Рис. 3. Сравнительная дифференциальная экспрессия генов между NK-клетками HLA-DR+ и
HLA-DR‒ из субпопуляций CD56bright и CD56dimCD57+. Черной линией отмечена граница
достоверности различий, выше которой располагаются точки со значением P adj ≤0,05.

2.4 Анализ функциональныхсвойствсвежевыделенныхHLA-DR-
экспрессирующих NK-клеток
Была проведена оценка способности свежевыделенных из крови
здоровых людей HLA-DR-позитивных и негативных NK-клеток продуцировать
IFN в ответ на стимуляцию IL-12 и IL-15, а также проведен анализ их
антитело-зависимой и естественной цитотоксичности после предварительной
стимуляции IL-2. NK-клетки CD56dimHLA-DR+, обогащенные с помощью
клеточной сортировки, демонстрировали более высокий уровень продукции
IFN (рис. 4А, Б), но менее эффективную антитело-зависимую дегрануляцию,
чем NK-клетки CD56dimHLA-DR– (рис. 4В). Естественная цитотоксическая
активность не различалась среди NK-клеток HLA-DR+ и HLA-DR‒ из
субпопуляций CD56bright и CD56dim.

Рис. 4. Функциональная активность предварительно отсортированных NK-клеток
HLA-DR+ и HLA-DR‒ из субпопуляций CD56bright и CD56dim. Продукцию IFNγ измеряли с
помощью внутриклеточного окрашивания (А) и ИФА (Б) после предварительной стимуляции
IL-12+IL-15. (В) Антитело-зависимая цитотоксическая активность субпопуляций
NK-клеток CD56brightHLA-DR–, CD56brightHLA-DR+, CD56dimHLA-DR–, CD56dimHLA-DR+ по
отношению к клеткам C1R после предварительной стимуляции IL-2.

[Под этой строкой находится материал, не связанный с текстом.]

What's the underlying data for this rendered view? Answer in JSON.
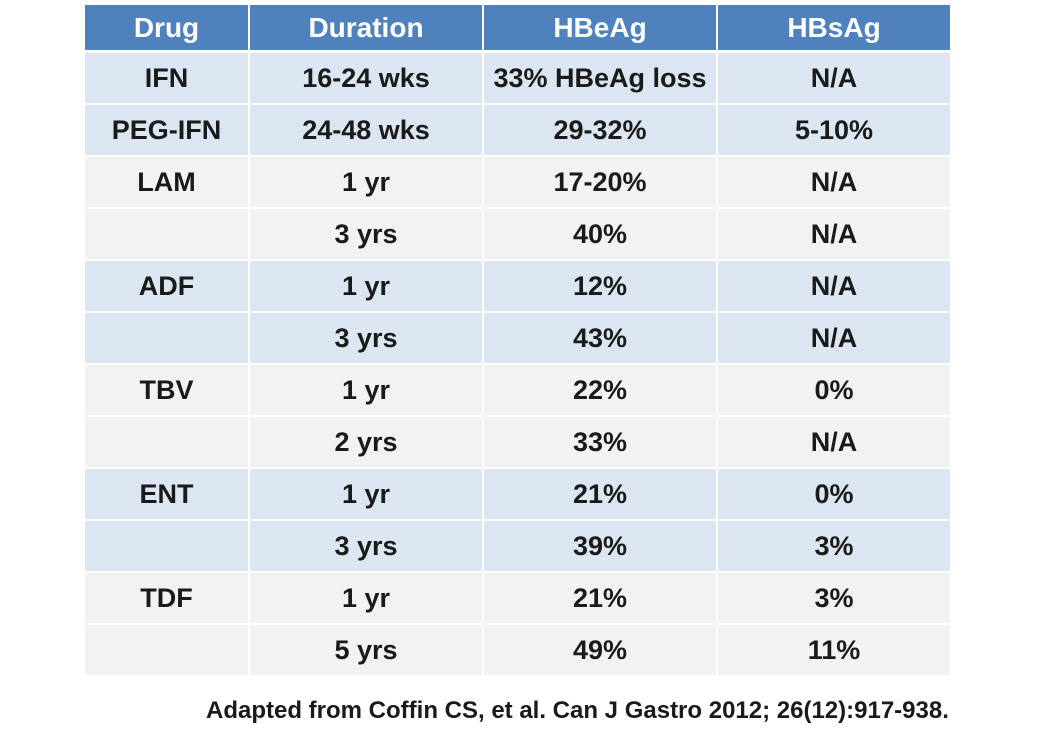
{
  "headers": [
    "Drug",
    "Duration",
    "HBeAg",
    "HBsAg"
  ],
  "rows": [
    {
      "drug": "IFN",
      "duration": "16-24 wks",
      "hbeag": "33% HBeAg loss",
      "hbsag": "N/A",
      "shade": true
    },
    {
      "drug": "PEG-IFN",
      "duration": "24-48 wks",
      "hbeag": "29-32%",
      "hbsag": "5-10%",
      "shade": true
    },
    {
      "drug": "LAM",
      "duration": "1 yr",
      "hbeag": "17-20%",
      "hbsag": "N/A",
      "shade": false
    },
    {
      "drug": "",
      "duration": "3 yrs",
      "hbeag": "40%",
      "hbsag": "N/A",
      "shade": false
    },
    {
      "drug": "ADF",
      "duration": "1 yr",
      "hbeag": "12%",
      "hbsag": "N/A",
      "shade": true
    },
    {
      "drug": "",
      "duration": "3 yrs",
      "hbeag": "43%",
      "hbsag": "N/A",
      "shade": true
    },
    {
      "drug": "TBV",
      "duration": "1 yr",
      "hbeag": "22%",
      "hbsag": "0%",
      "shade": false
    },
    {
      "drug": "",
      "duration": "2 yrs",
      "hbeag": "33%",
      "hbsag": "N/A",
      "shade": false
    },
    {
      "drug": "ENT",
      "duration": "1 yr",
      "hbeag": "21%",
      "hbsag": "0%",
      "shade": true
    },
    {
      "drug": "",
      "duration": "3 yrs",
      "hbeag": "39%",
      "hbsag": "3%",
      "shade": true
    },
    {
      "drug": "TDF",
      "duration": "1 yr",
      "hbeag": "21%",
      "hbsag": "3%",
      "shade": false
    },
    {
      "drug": "",
      "duration": "5 yrs",
      "hbeag": "49%",
      "hbsag": "11%",
      "shade": false
    }
  ],
  "citation": "Adapted from Coffin CS, et al. Can J Gastro 2012; 26(12):917-938.",
  "colors": {
    "header": "#4f81bd",
    "shade": "#dce6f2",
    "plain": "#f2f2f2"
  }
}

2.5 Экспансия HLA-DR-экспрессирующих NK-клеток in vitro
С целью изучения изменений в экспрессии HLA-DR при длительном
культивировании NK-клеток, что актуально при экспансии и подготовке клеток
с определенными характеристиками для клинического применения, была
проанализирована поверхностная экспрессия HLA-DR на NK-клетках,
стимулированных в течение 6 дней следующими факторами: IL-2, фидерные
клетки K562, экспрессирующие мембраносвязанный IL-21 (K562-mbIL21),
немодифицированные фидерные клетки K562, растворимый IL-21 и различные
комбинации перечисленных стимулов. Было зарегистрировано увеличение доли
HLA-DR-позитивных NK-клеток во всех группах образцов на 3-й и 6-ой день
культивирования, а затем доля HLA-DR+ клеток оставалась примерно на том же
уровне до 9-го дня (рис. 5A, Б). Тем не менее, наиболее значительное
увеличение уровня HLA-DR-позитивных клеток вызывала комбинация IL-2 и
фидерных клеток K562-mbIL21 (рис. 5Б). Увеличение доли NK-клеток
HLA-DR+ в образцах с растворимыми цитокинами IL-2, IL-21 и
немодифицированными фидерными клетками K562 свидетельствует о том, что
появление HLA-DR-экспрессирующих клеток зависит как от взаимодействия с
фидерными клетками, так и от стимуляции IL-21; использование фидерных
клеток с мембраносвязанным IL-21, следовательно, позволяет максимально
усилить стимуляцию.

Рис. 5. Увеличение экспрессии HLA-DR на NK-клетках в условиях стимуляции. (А) Динамика
экспрессии HLA-DR во время инкубации с указанными стимулами. (Б) Сравнение влияния
растворимого и мембраносвязанного IL-21 на экспрессию HLA-DR в NK-клетках.
Представлена доля NK-клеток HLA-DR+ на 6-ой день инкубации с указанными стимулами.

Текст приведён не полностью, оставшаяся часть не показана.